U.S. technology to build nuclear plants in China

BEIJING, CHINA - China's decision this weekend to buy four Westinghouse nuclear reactors shows the continued attractiveness of U.S. technology but may also stir worries in Washington that America is selling its competitive advantage an industry at a time.

The transaction is also not big enough to make much of a difference in China's contribution to global warming or air pollution, as China's reliance on coal will continue to dwarf its use of nuclear energy in the years ahead, energy experts said.

The U.S. energy secretary, Samuel Bodman, and Ma Kai, the Chinese minister who oversees the National Development and Reform Commission, signed a memorandum of understanding in Beijing recently. The deal calls for China National Nuclear to buy the reactors from Westinghouse Electric, a company acquired by Toshiba, of Japan, this year.

Neither side announced a value for the reactors, but outside analysts have suggested that the total price might be $5 billion to $8 billion

Stephen Tritch, chief executive and president of Westinghouse, said that half of the value of the contract would be performed in China but that the work would nonetheless support 5,000 design, engineering and manufacturing jobs in the United States.

The extent of technology transfers also was not disclosed. But Tritch said the deal would make it possible for China to build future nuclear reactors with less help from overseas.

Bodman said at the signing ceremony, "The Chinese were very demanding." Vaughn Gilbert, a Westinghouse spokesman, said recently, "Technology transfer was a key element of our proposals, but we feel in this proposal and in others we have done that we do it in a way that is beneficial to the United States and to the countries in which we do business." Westinghouse prevailed in the bidding over Areva of France and AtomStroyExport of Russia. The Chinese government excluded General Electric, another big producer of nuclear reactors, when it decided early last year that it would buy pressurized water reactors in bidding this year and not the boiling water reactors that GE produces.

But GE has not given up in China and continues promoting its relatively new designs; the technology already produces 70 percent of Japan's nuclear energy.

China's purchase of U.S. nuclear technology could also stir security concerns in America, particularly after recent debates there over the Chinese oil company Cnooc's unsuccessful bid for Unocal and the Dubai company DP World's taking control of operations at U.S. ports. Those U.S. port operations were sold under U.S. political pressure.

But having a cabinet official like Bodman announce the deal could limit objections to the transaction, at least among Republicans on Capitol Hill, who have tended to be the most outspoken about technology transfers to China. The deal also was announced after the Congress adjourned for the year, which should mute political reaction.

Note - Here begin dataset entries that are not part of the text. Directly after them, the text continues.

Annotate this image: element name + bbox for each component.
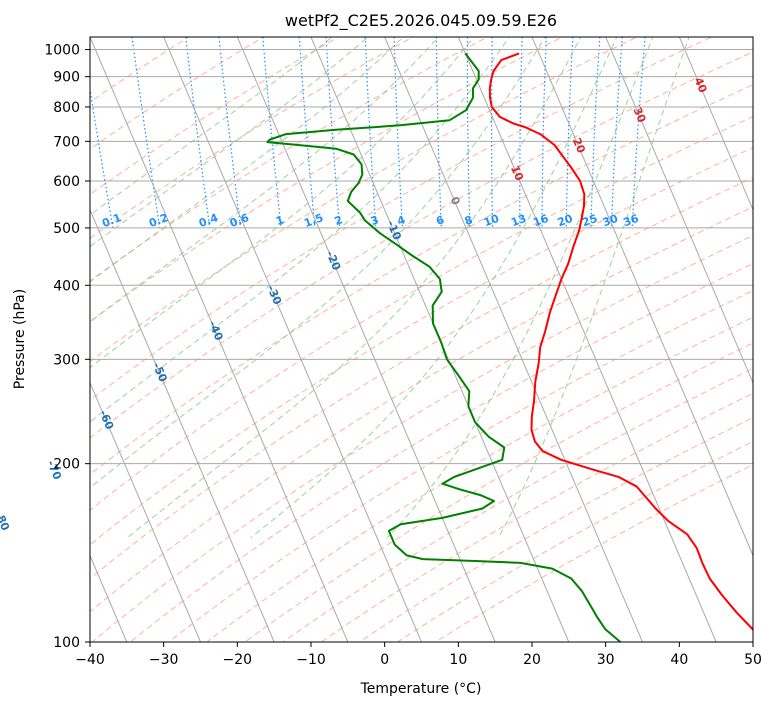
mixing-ratio-label: 13 — [509, 212, 528, 229]
isotherm-line — [90, 208, 275, 642]
dry-adiabat-line — [91, 234, 753, 642]
y-axis-label: Pressure (hPa) — [12, 289, 28, 389]
mixing-ratio-label: 2 — [333, 213, 345, 228]
y-tick-label: 400 — [53, 278, 80, 294]
isotherm-line — [457, 37, 717, 642]
profiles-layer — [266, 52, 753, 642]
x-tick-label: −20 — [223, 652, 253, 668]
y-tick-label: 900 — [53, 70, 80, 86]
pressure-grid-layer — [90, 37, 753, 642]
moist-adiabat-line — [250, 37, 618, 539]
isotherm-line — [605, 37, 753, 384]
isotherm-line — [678, 37, 753, 212]
line-labels-layer: -100-90-80-70-60-50-40-30-20-10010203040… — [0, 76, 710, 533]
isotherm-label: 30 — [630, 105, 648, 124]
dry-adiabat-line — [90, 37, 265, 150]
mixing-ratio-label: 3 — [369, 213, 381, 228]
isotherm-line — [90, 37, 349, 642]
y-tick-label: 600 — [53, 174, 80, 190]
mixing-ratio-label: 0.2 — [147, 211, 170, 230]
dry-adiabat-line — [90, 51, 753, 439]
x-tick-label: −40 — [75, 652, 105, 668]
mixing-ratio-label: 10 — [482, 212, 501, 230]
moist-adiabat-line — [90, 37, 440, 323]
mixing-ratio-label: 0.6 — [228, 211, 251, 230]
mixing-ratio-label: 6 — [434, 213, 446, 228]
y-tick-label: 700 — [53, 134, 80, 150]
mixing-ratio-label: 20 — [556, 212, 575, 230]
dry-adiabat-line — [205, 316, 753, 642]
moist-adiabat-line — [386, 37, 654, 539]
x-tick-label: −30 — [149, 652, 179, 668]
x-tick-label: 0 — [380, 652, 389, 668]
isotherm-line — [384, 37, 644, 642]
x-tick-label: 30 — [597, 652, 615, 668]
mixing-ratio-label: 16 — [531, 212, 550, 230]
dry-adiabat-line — [129, 262, 753, 642]
moist-adiabat-line — [90, 37, 511, 423]
dewpoint-line — [266, 52, 622, 642]
x-tick-label: 10 — [449, 652, 467, 668]
mixing-ratio-label: 30 — [601, 212, 620, 230]
x-tick-label: −10 — [296, 652, 326, 668]
moist-adiabat-line — [90, 37, 475, 369]
y-tick-label: 100 — [53, 635, 80, 651]
x-tick-label: 20 — [523, 652, 541, 668]
x-tick-label: 40 — [670, 652, 688, 668]
mixing-ratio-label: 8 — [463, 213, 475, 228]
moist-adiabat-line — [498, 37, 690, 538]
moist-adiabat-line — [126, 37, 582, 539]
y-tick-label: 500 — [53, 221, 80, 237]
dry-adiabat-line — [90, 206, 753, 613]
dry-adiabat-line — [90, 84, 753, 476]
moist-adiabat-line — [90, 37, 369, 248]
isotherm-line — [236, 37, 496, 642]
axes-layer: −40 −30 −20 −10 0 10 20 30 40 5010020030040050060… — [44, 43, 762, 668]
y-tick-label: 200 — [53, 457, 80, 473]
plot-frame — [89, 36, 754, 643]
isotherm-label: 40 — [691, 76, 709, 95]
mixing-ratio-label: 0.1 — [100, 211, 123, 230]
isotherm-label: 10 — [508, 164, 526, 183]
dry-adiabat-line — [282, 367, 753, 642]
y-tick-label: 1000 — [44, 43, 80, 59]
dry-adiabat-line — [90, 177, 753, 580]
dry-adiabat-line — [244, 342, 753, 642]
mixing-ratio-label: 1.5 — [302, 211, 325, 230]
y-tick-label: 800 — [53, 100, 80, 116]
moist-adiabat-line — [90, 37, 546, 489]
isotherm-line — [531, 37, 753, 557]
dry-adiabat-line — [90, 37, 713, 401]
x-tick-label: 50 — [744, 652, 762, 668]
dry-adiabat-line — [167, 290, 753, 642]
isotherm-line — [90, 554, 128, 642]
temperature-line — [488, 52, 753, 632]
isotherm-line — [163, 37, 423, 642]
mixing-ratio-label: 4 — [395, 213, 407, 228]
mixing-ratio-label: 0.4 — [197, 211, 220, 230]
x-axis-label: Temperature (°C) — [360, 681, 482, 697]
y-tick-label: 300 — [53, 352, 80, 368]
isotherm-line — [90, 381, 202, 642]
mixing-ratio-label: 25 — [580, 212, 599, 229]
dry-adiabat-line — [434, 464, 753, 642]
mixing-ratio-label: 36 — [622, 212, 641, 230]
isotherm-label: 20 — [570, 136, 588, 155]
mixing-ratio-label: 1 — [274, 213, 286, 228]
moist-adiabat-line — [90, 37, 333, 216]
chart-title: wetPf2_C2E5.2026.045.09.59.E26 — [285, 11, 557, 31]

American politicians may also be cautious about publicly criticizing the deal right away because of the possibility of an unspoken link between the nuclear technology deal and efforts by Treasury Secretary Henry Paulson Jr. to persuade China to allow faster appreciation of its currency, the yuan.

Michael Wessel, a commissioner of the United States-China Economic and Security Review Commission, which was created by the Congress to review bilateral relations, said that from the broad outlines of the deal, "it appears they are doing what other companies have done, which is to transfer the technology up front." But Tom Donnelly, another commissioner and a military specialist at the American Enterprise Institute, said that civilian nuclear reactors had very little military value for China, which has greater needs in miniaturizing its nuclear warheads and improving missile technology.

Westinghouse and its rivals still have a chance at further orders: the International Energy Agency predicted last month that Chinese nuclear power generation capacity would rise by 9,000 megawatts by 2015, to a total of 15,000 megawatts. The four reactors, which are to be completed by 2013, would each have a capacity of 1,100 megawatts.

But while the energy agency and others are advocating greater dependence on nuclear energy as a way to avoid the global warming gases emitted by burning fossil fuels, the reactor deal will do little to slow the rise in Chinese emissions. The agency projects that China will add 331,000 megawatts of coal-fired generating capacity by 2015, for a total of 638,000 megawatts. Such growth is the main reason China is expected to move past the United States in 2009 as the world's largest emitter of carbon dioxide, the main global warming gas.

Bodman announced separately in Beijing that Washington would collaborate with China in research on ways to make coal-fired plants more efficient and to capture and store the carbon dioxide released by the plants.